Die Fraktion hatte der Regierung im Vorfeld der Session vorgeworfen, sie verweigere sich den drängenden Klima- und Umweltfragen. "Es fehlt der politische Wille, hier vorwärts zu machen." Grund ihres Ärgers: Die Regierung will auf zahlreiche Vorstösse von SP und Grünen nicht eintreten.

09:41 Uhr

Das Wort hat Barbara Dürr, Präsidentin der vorberatenden Kommission. Basis der heutigen Debatte ist der Bericht der Regierung über die Klima-und Energiepolitik des Kantons. Barbara Dürr fasst dessen Erkenntnisse zusammen.

Das kantonale Energiekonzept gilt noch bis 2020. Ziel ist, den CO2-Ausstoss gegenüber 1990 um einen Fünftel zu verkleinern. Die vorläufige Bilanz ist ernüchternd: Das Ziel wird massiv verfehlt. Hier setzt die vorberatende Kommission an. Sie fordert einen Sonderkredit von zehn Millionen Franken für die kommenden vier Jahre. Damit soll der Ersatz fossiler Heizungen beschleunigt werden.

09:32 Uhr

Präsident Daniel Baumgartner eröffnet die Session.

09:28 Uhr

Die ersten Mitglieder des Kantonsparlaments treffen im Saal ein.

09:16 Uhr

Aufmerksame Beobachterinnen und Beobachter des politischen Geschehens im Kanton dürfte es bereits aufgefallen sein: Der heutige Sessionstag beginnt eine Stunde später als üblich.

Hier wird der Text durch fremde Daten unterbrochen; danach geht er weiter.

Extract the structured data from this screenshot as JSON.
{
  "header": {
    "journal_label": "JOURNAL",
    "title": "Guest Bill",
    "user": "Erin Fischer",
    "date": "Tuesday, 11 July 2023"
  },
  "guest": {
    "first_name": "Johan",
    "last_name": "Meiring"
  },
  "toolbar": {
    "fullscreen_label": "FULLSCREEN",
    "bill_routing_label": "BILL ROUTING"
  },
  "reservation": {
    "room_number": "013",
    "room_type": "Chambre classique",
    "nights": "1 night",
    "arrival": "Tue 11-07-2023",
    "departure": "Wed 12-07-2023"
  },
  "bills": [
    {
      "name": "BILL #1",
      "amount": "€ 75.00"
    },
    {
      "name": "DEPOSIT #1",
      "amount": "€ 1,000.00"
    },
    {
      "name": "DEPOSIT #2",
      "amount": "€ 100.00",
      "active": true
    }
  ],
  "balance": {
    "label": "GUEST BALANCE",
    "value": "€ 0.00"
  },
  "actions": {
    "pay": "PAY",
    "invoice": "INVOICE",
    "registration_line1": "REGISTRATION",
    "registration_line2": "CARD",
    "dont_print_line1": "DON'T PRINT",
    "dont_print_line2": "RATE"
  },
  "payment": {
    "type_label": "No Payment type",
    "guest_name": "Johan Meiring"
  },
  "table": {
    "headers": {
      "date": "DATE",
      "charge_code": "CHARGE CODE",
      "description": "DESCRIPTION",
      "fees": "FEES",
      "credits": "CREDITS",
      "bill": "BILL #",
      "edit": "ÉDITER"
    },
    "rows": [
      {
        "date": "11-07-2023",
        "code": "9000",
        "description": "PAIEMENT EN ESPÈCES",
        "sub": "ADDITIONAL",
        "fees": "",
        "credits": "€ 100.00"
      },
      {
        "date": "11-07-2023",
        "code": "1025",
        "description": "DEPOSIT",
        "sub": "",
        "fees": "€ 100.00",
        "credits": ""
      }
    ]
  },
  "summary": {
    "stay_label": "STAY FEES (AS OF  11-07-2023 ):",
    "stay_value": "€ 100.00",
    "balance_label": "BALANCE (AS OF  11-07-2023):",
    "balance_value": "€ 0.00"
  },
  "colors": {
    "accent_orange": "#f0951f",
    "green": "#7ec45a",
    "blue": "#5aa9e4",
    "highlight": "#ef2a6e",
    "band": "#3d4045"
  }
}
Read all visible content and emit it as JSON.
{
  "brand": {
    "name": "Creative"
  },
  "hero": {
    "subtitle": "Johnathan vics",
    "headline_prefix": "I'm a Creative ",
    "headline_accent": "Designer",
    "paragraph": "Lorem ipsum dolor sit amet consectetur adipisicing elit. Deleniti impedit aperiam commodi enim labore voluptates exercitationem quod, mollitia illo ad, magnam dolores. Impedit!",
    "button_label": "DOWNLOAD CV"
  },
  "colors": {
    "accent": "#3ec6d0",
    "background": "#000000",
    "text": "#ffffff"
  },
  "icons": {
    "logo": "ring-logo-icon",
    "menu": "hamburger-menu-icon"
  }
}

Der Grund: Die Mitglieder des Kantonsparlaments lauschen derzeit noch im Pfalzkeller einem Referat zu den klimapolitischen Bemühungen und Projekten des Bundes - zur Einstimmung in den heutige Debatte.

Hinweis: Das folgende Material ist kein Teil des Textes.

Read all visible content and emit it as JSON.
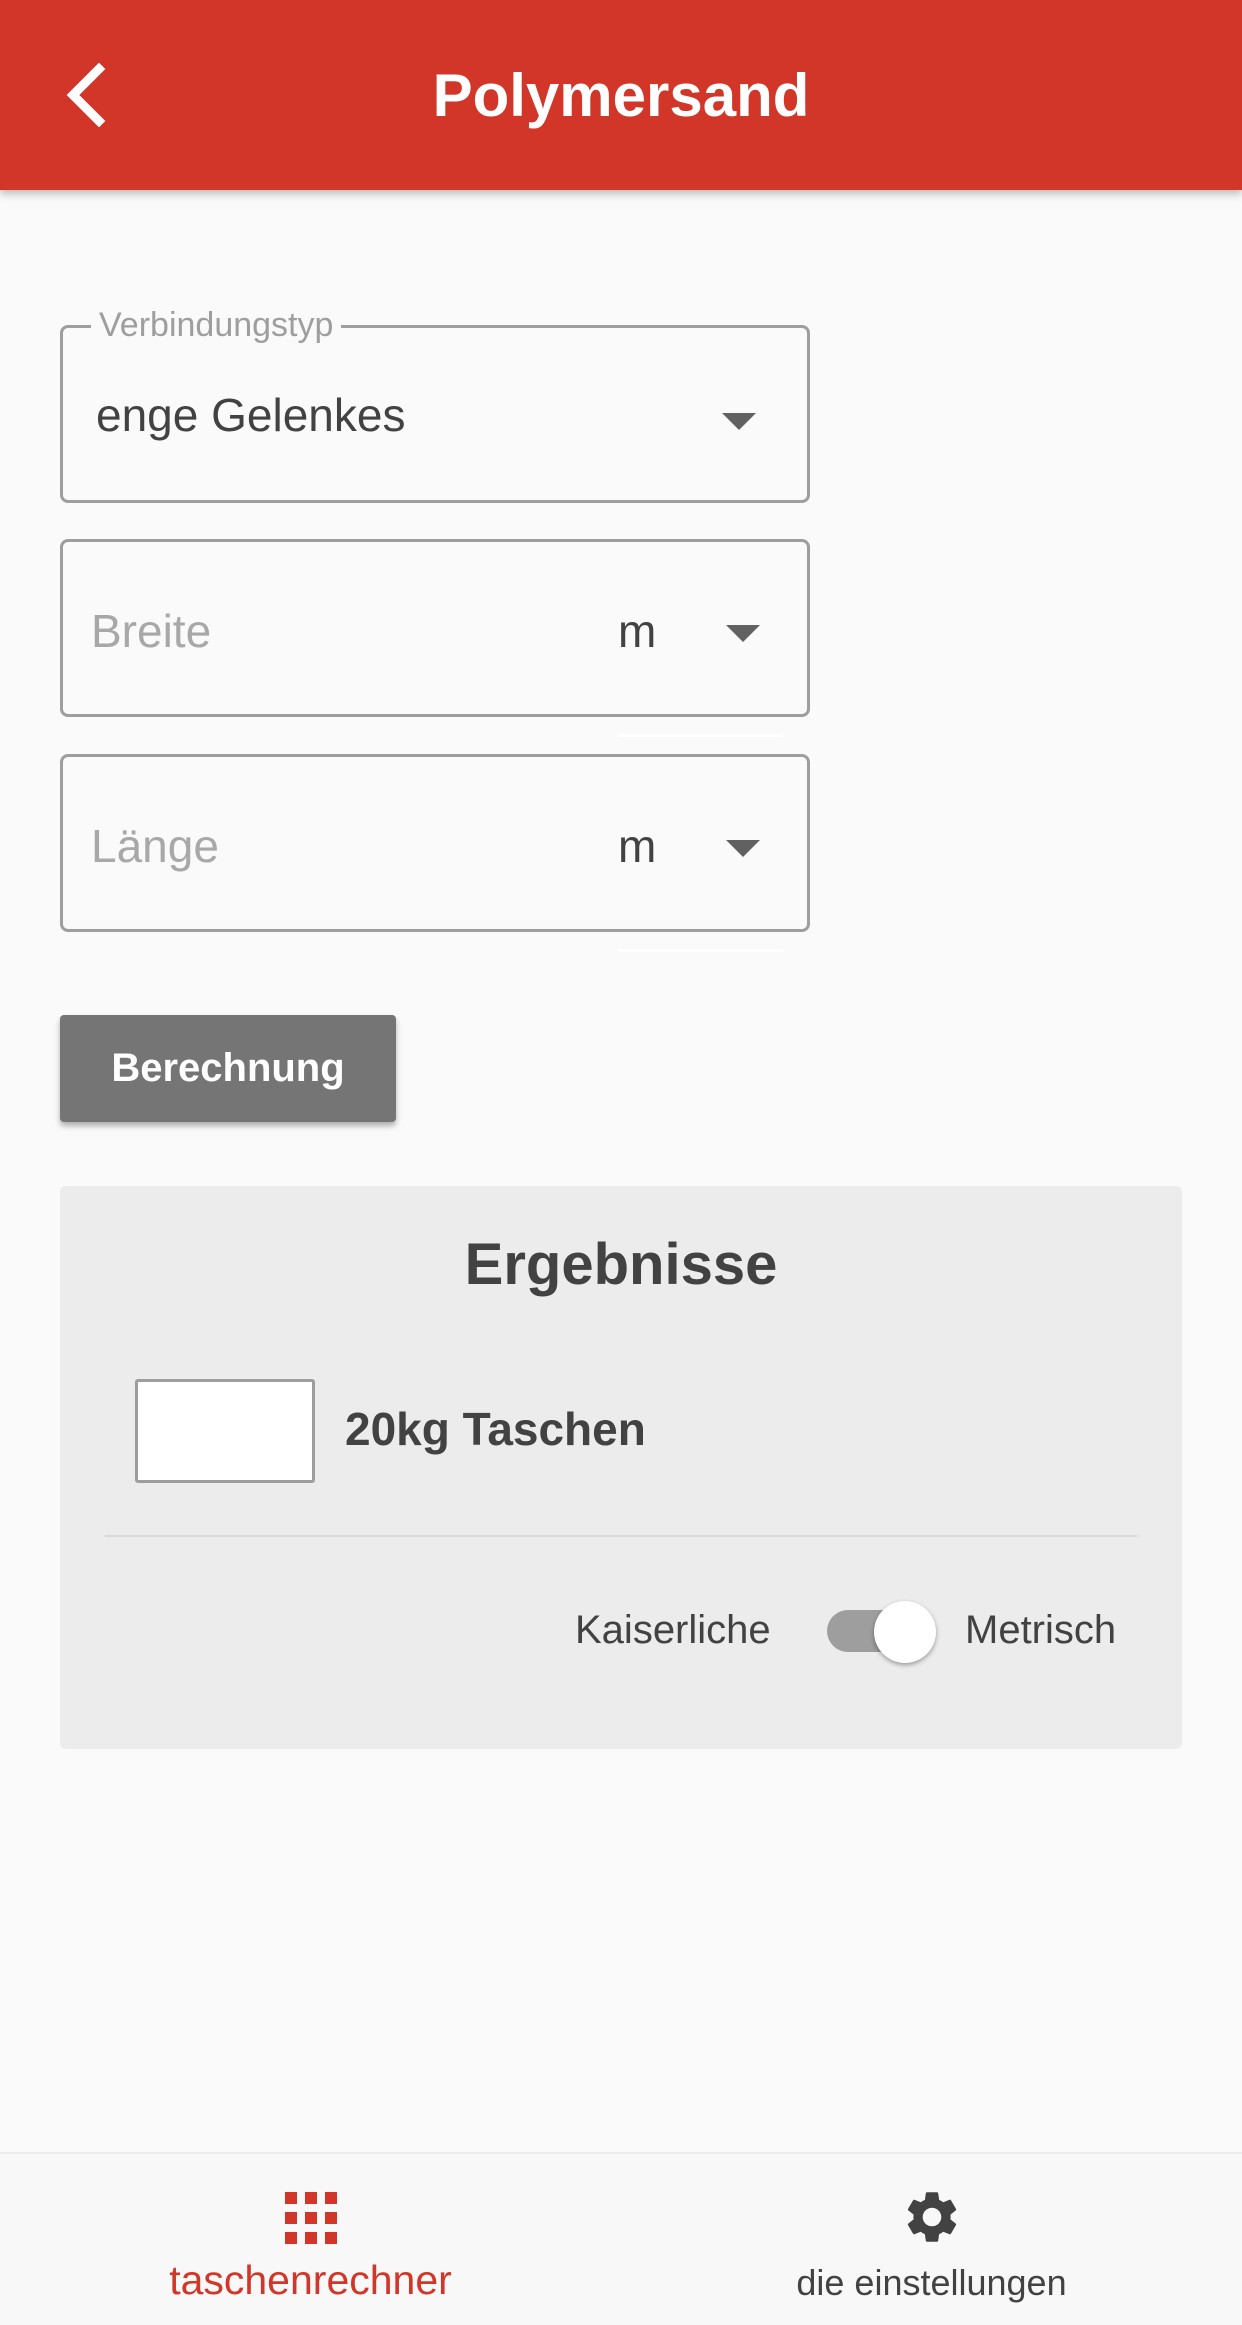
{
  "header": {
    "title": "Polymersand",
    "back_icon": "chevron-left-icon",
    "color": "#d13628"
  },
  "form": {
    "joint_type": {
      "label": "Verbindungstyp",
      "value": "enge Gelenkes"
    },
    "width": {
      "placeholder": "Breite",
      "unit": "m"
    },
    "length": {
      "placeholder": "Länge",
      "unit": "m"
    },
    "calculate_label": "Berechnung"
  },
  "results": {
    "title": "Ergebnisse",
    "bag_count": "",
    "bag_label": "20kg Taschen",
    "unit_imperial": "Kaiserliche",
    "unit_metric": "Metrisch",
    "metric_selected": true
  },
  "bottom_nav": {
    "items": [
      {
        "label": "taschenrechner",
        "icon": "grid-icon",
        "active": true,
        "color": "#d13628"
      },
      {
        "label": "die einstellungen",
        "icon": "gear-icon",
        "active": false,
        "color": "#424242"
      }
    ]
  }
}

Böse Zungen behaupten, Aufmerksamkeit und Präsenz seien nicht allzu hoch gewesen - gestern Abend hatten die Mitglieder des Parlaments ihren neuen Präsidenten Daniel Baumgartner in Flawil gefeiert! Überprüfen lassen die Vermutungen nicht: Es waren keine Gäste zum Mithören des Referats geladen.

08:57 Uhr

Guten Morgen und Willkommen in der Klimasession. Die heutige Debatte des St.Galler Kantonsparlaments dürfte heftig und heiss werden - darauf deuten jedenfalls Äusserungen der Fraktionen in den vergangenen Tagen hin. Von den Parlamentarierinnen und Parlamentariern dürften Ausdauer, Disziplin und Durchhaltewillen gefragt sein. Sessionsende ist auf 20 Uhr festgelegt.